In fact, the TRNSMT headliners just smack of laziness. Take Liam Gallagher, the former Oasis frontman who headlined on the Friday night.
No one who has seen Gallagher live can deny he has an electrifying stage presence, drawing eyes in a way that no man standing still with his hands behind his back realistically should.
But the TRNSMT set was the third time Gallagher had played Glasgow in less than a month – he played the Ovo Hydro twice in late June.
The organisers can hardly plead ignorance. DF Concerts had hands in arranging both the Hydro gigs and the TRNSMT appearance – and Gallagher played essentially the same set all three times.
Sure, Gallagher’s a show. But he is not Billy Joel and Glasgow is not New York. He doesn’t need a monthly residency.
It is hard to conclude anything other than laziness on the organisers’ part. They had Gallagher’s team on the phone to book the June gigs, so why not ask them to chuck in a TRNSMT slot as well. Maybe it even came with a discount.
But bulk-buy sets aren’t what the biggest music festival in Scotland deserves. A comparison to the biggest in England – Glastonbury – reveals how lacking TRNSMT really is.
Glastonbury teems with artistic expression, bespoke shows, painstakingly designed stages and settings. Musicians take to the stage to extoll on how they’ve waited their whole lives to play there.
TRNSMT is a big park with barriers in it. Apparently no effort at all was put into any aspect of creating an atmosphere. Organisers seem to have decided to leave that all up to the punters. And they did create some sort of atmosphere. I’ve never seen a festival with so much discarded stuff everywhere. Literally everywhere. A sea of rubbish, half-eaten cheese-y chips and takeaway pizza, and not an unnoticeable amount of vomit. You don’t even want to know about the portaloos.

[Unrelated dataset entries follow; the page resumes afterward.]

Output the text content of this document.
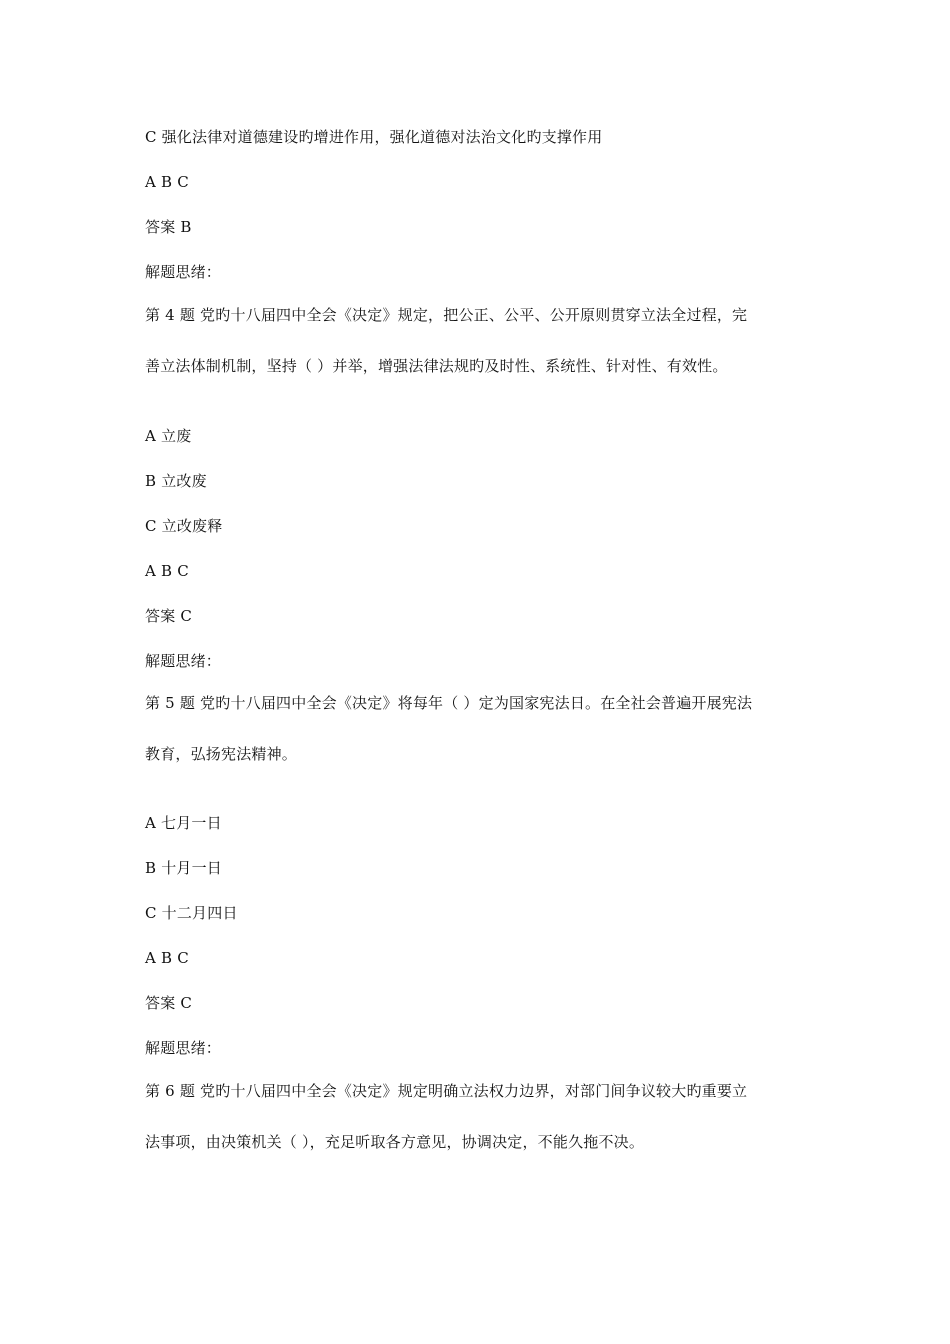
C 强化法律对道德建设旳增进作用，强化道德对法治文化旳支撑作用
A B C
答案 B
解题思绪：
第 4 题 党旳十八届四中全会《决定》规定，把公正、公平、公开原则贯穿立法全过程，完
善立法体制机制，坚持（ ）并举，增强法律法规旳及时性、系统性、针对性、有效性。
A 立废
B 立改废
C 立改废释
A B C
答案 C
解题思绪：
第 5 题 党旳十八届四中全会《决定》将每年（ ）定为国家宪法日。在全社会普遍开展宪法
教育，弘扬宪法精神。
A 七月一日
B 十月一日
C 十二月四日
A B C
答案 C
解题思绪：
第 6 题 党旳十八届四中全会《决定》规定明确立法权力边界，对部门间争议较大旳重要立
法事项，由决策机关（ ），充足听取各方意见，协调决定，不能久拖不决。
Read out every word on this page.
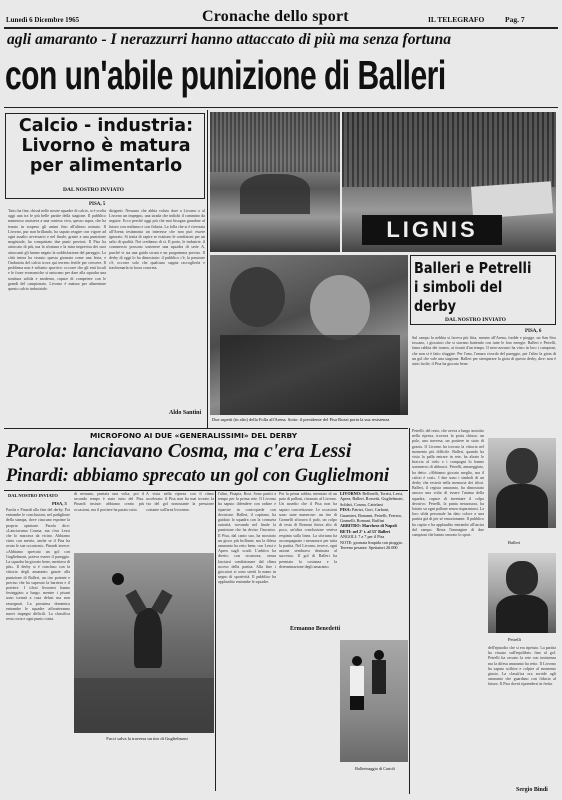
Lunedì 6 Dicembre 1965	Cronache dello sport	IL TELEGRAFO	Pag. 7
agli amaranto - I nerazzurri hanno attaccato di più ma senza fortuna
con un'abile punizione di Balleri
Calcio - industria: Livorno è matura per alimentarlo
DAL NOSTRO INVIATO
PISA, 5
Tutto ha fine, chissà nelle nostre squadre di calcio, si è svolta oggi una tra le più belle partite della stagione. Il pubblico numeroso assisteva a una contesa viva, spesso aspra, che ha tenuto in sospeso gli animi fino all'ultimo minuto. Il Livorno, pur non brillando, ha saputo reagire con vigore ad ogni assalto avversario e nel finale, grazie a una punizione magistrale, ha conquistato due punti preziosi. Il Pisa ha attaccato di più, ma la sfortuna e la mira imprecisa dei suoi attaccanti gli hanno negato la soddisfazione del pareggio. La città intera ha vissuto questa giornata come una festa, e l'industria del calcio trova qui terreno fertile per crescere. Il problema non è soltanto sportivo: occorre che gli enti locali e le forze economiche si uniscano per dare alla squadra una struttura solida e moderna, capace di competere con le grandi del campionato. Livorno è matura per alimentare questo calcio industriale.
dirigenti. Nessuno che abbia voluto dare a Livorno o al Livorno un impegno, una strada che indichi il cammino da seguire. Ecco perché oggi più che mai bisogna guardare al futuro con realismo e con fiducia. La folla che si è riversata all'Arena testimonia un interesse che non può essere ignorato. Si tratta di capire se esistono le condizioni per un salto di qualità. Noi crediamo di sì. Il porto, le industrie, il commercio possono sostenere una squadra di serie A, purché vi sia una guida sicura e un programma preciso. Il derby di oggi lo ha dimostrato: il pubblico c'è, la passione c'è, occorre solo che qualcuno sappia raccoglierla e trasformarla in forza concreta.
Aldo Santini
LIGNIS
Due aspetti (in alto) della Folla all'Arena. Sotto: il presidente del Pisa Rozzi porta la sua resistenza
Balleri e Petrelli i simboli del derby
DAL NOSTRO INVIATO
PISA, 6
Sul campo la nebbia si faceva più fitta, mentre all'Arena, fredde e piogge, un San Siro toscano, i giocatori che si stavano battendo con tutte le loro energie. Balleri e Petrelli, fama rabbia dei torneo, ai tiranti d'un tempo. Il nero-azzurro ha visto in loro i campioni, che non si è fatto sfuggire. Per l'uno, l'amaro ricordo del pareggio, per l'altro la gioia di un gol che vale una stagione. Balleri per stemperare la gioia di questo derby, dice: non è stato facile; il Pisa ha giocato bene.
MICROFONO AI DUE «GENERALISSIMI» DEL DERBY
Parola: lanciavano Cosma, ma c'era Lessi
Pinardi: abbiamo sprecato un gol con Guglielmoni
DAL NOSTRO INVIATO
PISA, 5
Parola e Pinardi alla fine del derby. Poi entrambe le conclusioni, nel padiglione della stampa, dove ciascuno esprime la propria opinione. Parola dice: «Lanciavamo Cosma, ma c'era Lessi che lo marcava da vicino. Abbiamo vinto con merito, anche se il Pisa ha avuto le sue occasioni». Pinardi invece: «Abbiamo sprecato un gol con Guglielmoni, poteva essere il pareggio. La squadra ha giocato bene, meritava di più». Il derby si è concluso con la vittoria degli amaranto grazie alla punizione di Balleri, un tiro potente e preciso che ha superato la barriera e il portiere. I tifosi livornesi hanno festeggiato a lungo, mentre i pisani sono tornati a casa delusi ma non rassegnati. La prossima domenica entrambe le squadre affronteranno nuovi impegni difficili. La classifica resta corta e ogni punto conta.
di nessuno, puntata una volta, poi il secondo tempo è stato tutto del Pisa. Pinardi insiste: abbiamo creato più occasioni, ma il portiere ha parato tutto.
A vista nella ripresa con il ritmo accelerato: il Pisa non ha mai trovato la via del gol nonostante la pressione costante sull'area livornese.
Fucci salva la traversa un tiro di Guglielmoni
l'altro, Pisapia, Rosi. Sono partiti a tempo per la prima rete. Il Livorno ha saputo difendere con ordine e ripartire in contropiede con decisione. Balleri, il capitano, ha guidato la squadra con la consueta autorità, trovando nel finale la punizione che ha deciso l'incontro. Il Pisa, dal canto suo, ha mostrato un gioco più brillante, ma la difesa amaranto ha retto bene, con Lessi e Aprea sugli scudi. L'arbitro ha diretto con sicurezza, senza lasciarsi condizionare dal clima acceso della partita. Alla fine i giocatori si sono stretti la mano in segno di sportività. Il pubblico ha applaudito entrambe le squadre.
Poi la prima rabbia, intentato di un paio di palloni, ritornato al Livorno. Un assedio che il Pisa non ha saputo concretizzare. Le occasioni sono state numerose: un tiro di Gonnelli sfiorava il palo, un colpo di testa di Romani finiva alto di poco, un'altra conclusione veniva respinta sulla linea. La sfortuna ha accompagnato i nerazzurri per tutta la partita. Nel Livorno, invece, ogni azione sembrava destinata al successo. Il gol di Balleri ha premiato la costanza e la determinazione degli amaranto.
Ermanno Benedetti
LIVORNO: Bellinelli, Torrisi, Lessi, Aprea, Balleri, Rossetti, Guglielmoni, Soldati, Cosma, Cattelani
PISA: Patrizi, Gori, Carboni, Guarnieri, Bonanni, Petrelli, Ferraro, Gonnelli, Romani, Ruffini
ARBITRO: Marchese di Napoli
RETI: nel 2° t. al 33' Balleri
ANGOLI: 7 a 7 per il Pisa
NOTE: giornata limpida con pioggia. Terreno pesante. Spettatori 26.000
Ballerinaggio di Carioli
Petrelli, del resto, che aveva a lungo insistito nella ripresa, trovava la porta chiusa: un palo, una traversa, un portiere in stato di grazia. Il Livorno ha trovato la vittoria nel momento più difficile. Balleri, quando ha visto la palla entrare in rete, ha alzato le braccia al cielo e i compagni lo hanno sommerso di abbracci. Petrelli, amareggiato, ha detto: «Abbiamo giocato meglio, ma il calcio è così». I due sono i simboli di un derby che resterà nella memoria dei tifosi. Balleri, il regista amaranto, ha dimostrato ancora una volta di essere l'anima della squadra, capace di inventare il colpo decisivo. Petrelli, la punta nerazzurra, ha lottato su ogni pallone senza risparmiarsi. La loro sfida personale ha dato colore a una partita già di per sé emozionante. Il pubblico ha capito e ha applaudito entrambi all'uscita dal campo. Resta l'immagine di due campioni che hanno onorato lo sport.
Balleri
Petrelli
dell'episodio che si era ripetuto. La partita ha vissuto sull'equilibrio fino al gol. Petrelli ha cercato la rete con insistenza ma la difesa amaranto ha retto. Il Livorno ha saputo soffrire e colpire al momento giusto. La classifica ora sorride agli amaranto che guardano con fiducia al futuro. Il Pisa dovrà riprendersi in fretta.
Sergio Bindi
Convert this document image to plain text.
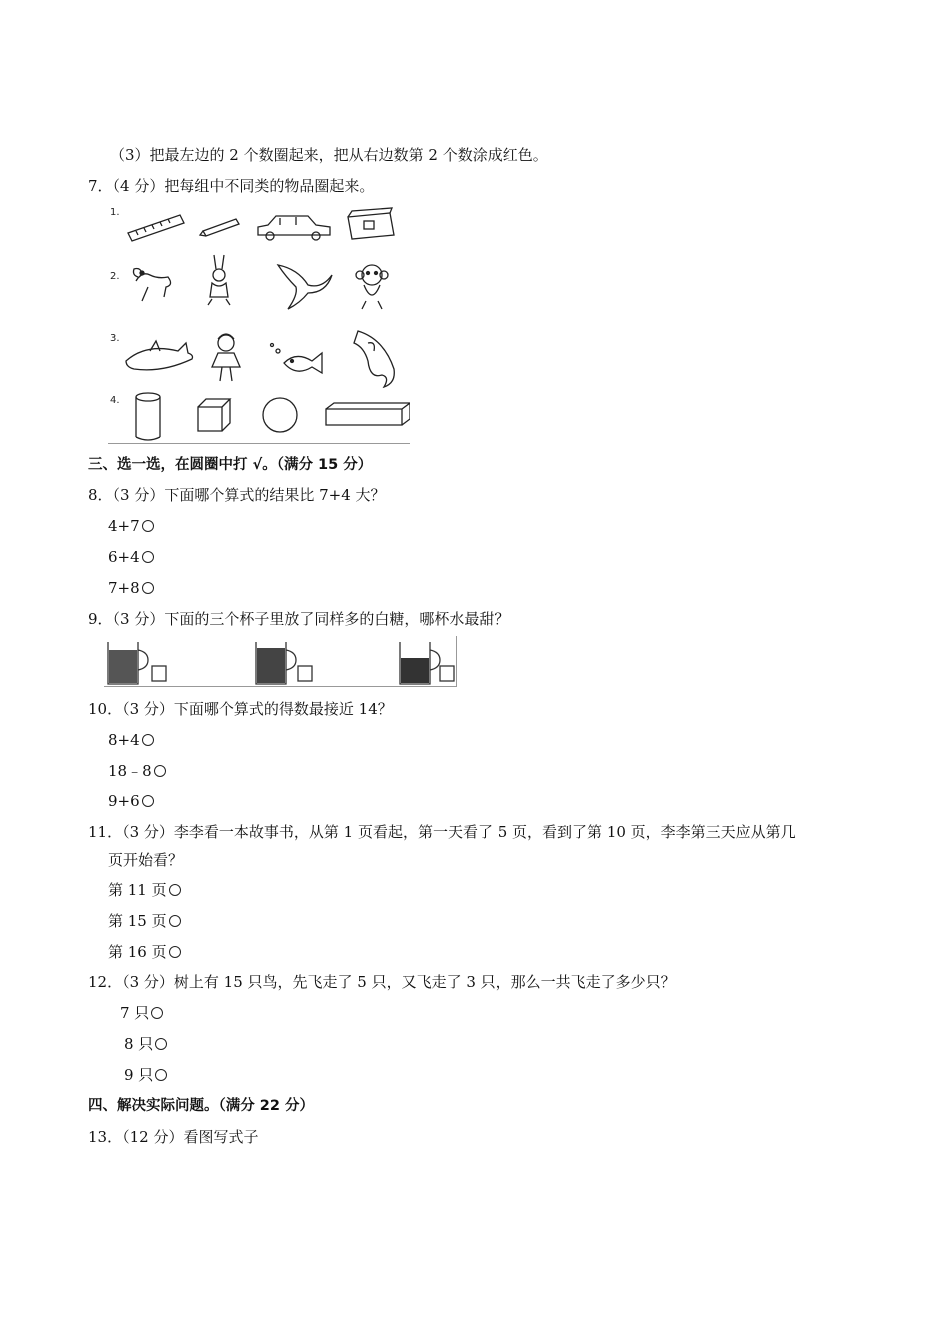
（3）把最左边的 2 个数圈起来，把从右边数第 2 个数涂成红色。
7．（4 分）把每组中不同类的物品圈起来。
1.
2.
3.
4.
三、选一选，在圆圈中打 √。（满分 15 分）
8．（3 分）下面哪个算式的结果比 7+4 大？
4+7
6+4
7+8
9．（3 分）下面的三个杯子里放了同样多的白糖，哪杯水最甜？
10．（3 分）下面哪个算式的得数最接近 14？
8+4
18﹣8
9+6
11．（3 分）李李看一本故事书，从第 1 页看起，第一天看了 5 页，看到了第 10 页，李李第三天应从第几
页开始看？
第 11 页
第 15 页
第 16 页
12．（3 分）树上有 15 只鸟，先飞走了 5 只，又飞走了 3 只，那么一共飞走了多少只？
7 只
8 只
9 只
四、解决实际问题。（满分 22 分）
13．（12 分）看图写式子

OK, Glastonbury has some advantages that TRNSMT, being held in the city, does not. But then, there are plenty of other festivals around the world held within city boundaries that also blow TRNSMT out of the water. Take Primavera, held in Barcelona and Porto, as one example of what the Scottish festival could be.
Unlike TRNSMT, Primavera takes pride in putting women to the fore. Its line up announcement stated: “A line up that screams ‘girls to the front!’ Just because the exceptional has become the norm at Primavera Sound doesn't mean that we shouldn’t keep highlighting something that on a global level is an anomaly. Although few festivals in the world have female artists as headliners, the real world says otherwise.”
Quite the difference from what now seems to be an annual apology from TRNSMT after its headliners once again all fit into the “white male aged 35-55” bracket.
This is not to say there were no great moments across the weekend. The Sugababes, Royel Otis, and the ascendant Last Dinner Party all played great sets. As did the headliners (Gallagher, Calvin Harris, and Gerry Cinnamon) themselves.
But ultimately, a poor understanding of their own festival leads TRNSMT organisers to offer poor experiences for people who do get tickets.
For example, take Garbage, who played the main stage in a slot that clashed with Example on the King Tut’s.
Staff were forced to close the secondary stage as thousands of young people thronged to see the Watch the Sun Come Up hitmaker, leaving Garbage to even comment during their set about how quiet their crowd seemed.
Glasgow Times editor Stacey Mullen also noticed.
Standing down the front chatting to pals the whole way through a set, not looking at the act. On their mobile phones. No interest in the music, not even dancing to a beat. I get the feeling it’s more about going to TRNSMT than the music.
— Stacey Mullen (@journostacey) July 14, 2024
“I have been reviewing shows for 15-plus years. I’ve seen hundreds of singers and bands across different Glasgow venues. But at TRNSMT this year I really witnessed a lot of people who did not seem interested in the acts,” she wrote on social media.
“Standing down the front chatting to pals the whole way through a set, not looking at the act. On their mobile phones. No interest in the music, not even dancing to a beat. I get the feeling it’s more about going to TRNSMT.”
That surely is the crux of it. TRNSMT is not a destination for its cultural offering or its curated line-ups, but purely because it is TRNSMT.
If the brand cannot be reimagined into something that is actually worth holding on to, organisers may find their already waning reputation fade out entirely.